# German Shepherd Training Commands



## wustengs (Feb 26, 2010)

Hi,

I would like to share below Basic German Commands which are basic commands but are very useful for those who has recently adopted GS Puppy.

These commands are easy to understand by your GSD.


German--------------Pronounced------------------Meaning

Heir------------------Here------------------------ Come

Sitz------------------Sits------------------------- Sit

Pass Auf-------------Pus Auf---------------------- Beware

Fuss---------------- Foos------------------------- Heel

Bleib-----------------Blibe--------------------------Stay

Platz-----------------Plotz-------------------------Lay

Such-----------------Zuhhk------------------------Track (calm) 

Phui------------------Fooey------------------------Shame, Stop It 

Voran----------------Foran-------------------------Search

Gib Laut--------------Geeb Laut--------------------Speak

Aus-------------------Aus--------------------------Stop: attack 

So Its Brav-----------So Its Brav--------------------Encouragement

Ja Ja Ja---------------Ya Ya Ya-------------------- Encouragement

Steh------------------Shtay------------------------Stand Stay 

Steh Auf--------------Shtay Auf--------------------Stand up 

I hope this will be helpful to newbies.


----------



## Bama4us (Oct 24, 2009)

wustengs said:


> I hope this will be helpful to newbies.


To newbies? Is the post total of 1 a misprint?

Sorry, could not resist. 
Welcome to the board! You'll find a vast knowledge of GSD's within this forum, enjoy!


----------



## AbbyK9 (Oct 11, 2005)

And for newbies wanting to spell the German commands correctly, it's HIER (not heir), PFUI (not phui) and SO ISTS BRAV (not so its brav).


----------



## GSD_man (Oct 6, 2007)

While we are at it ...

"ja ja ja" in german means kiss my a$$

"so its brav" is incorrect also.
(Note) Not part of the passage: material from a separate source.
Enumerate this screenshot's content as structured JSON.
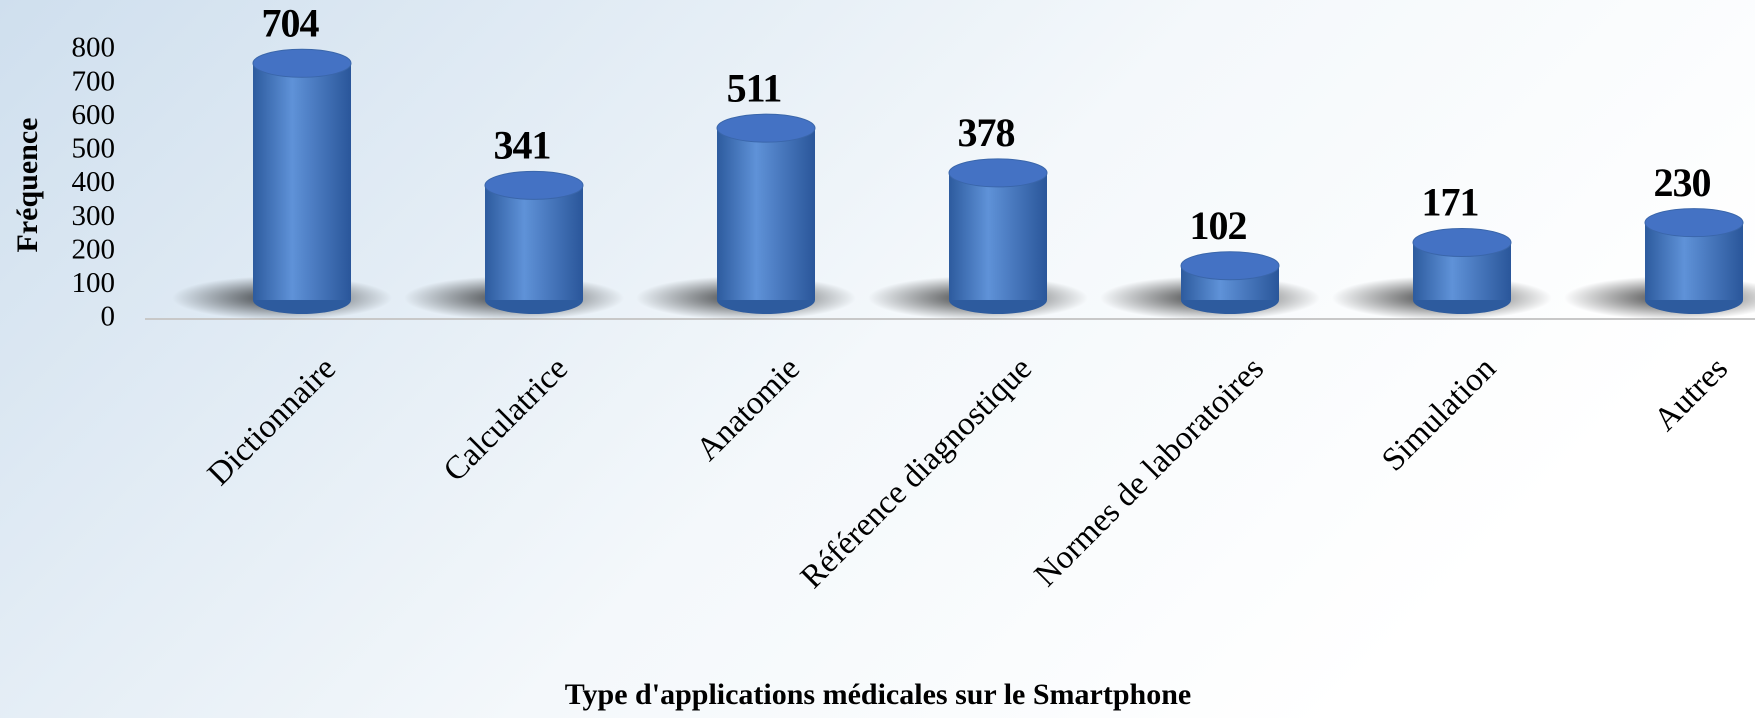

The correct form is "so ist es brav" or slang "so isses brav" or bavarian slang "so is brav". This isn't used as commonly as "braver junge" which equals "good boy".

Finally, I do not see the need to differentiate between "Steh" and "Steh auf" which is basically the same as "Stand" and "Stand up".


----------



## sagelfn (Aug 13, 2009)

i don't know about the rest of you but I need audio for how to pronounce some of those things

welcome, maybe head over to the introductions section and tell us about yourself and dog(s)


----------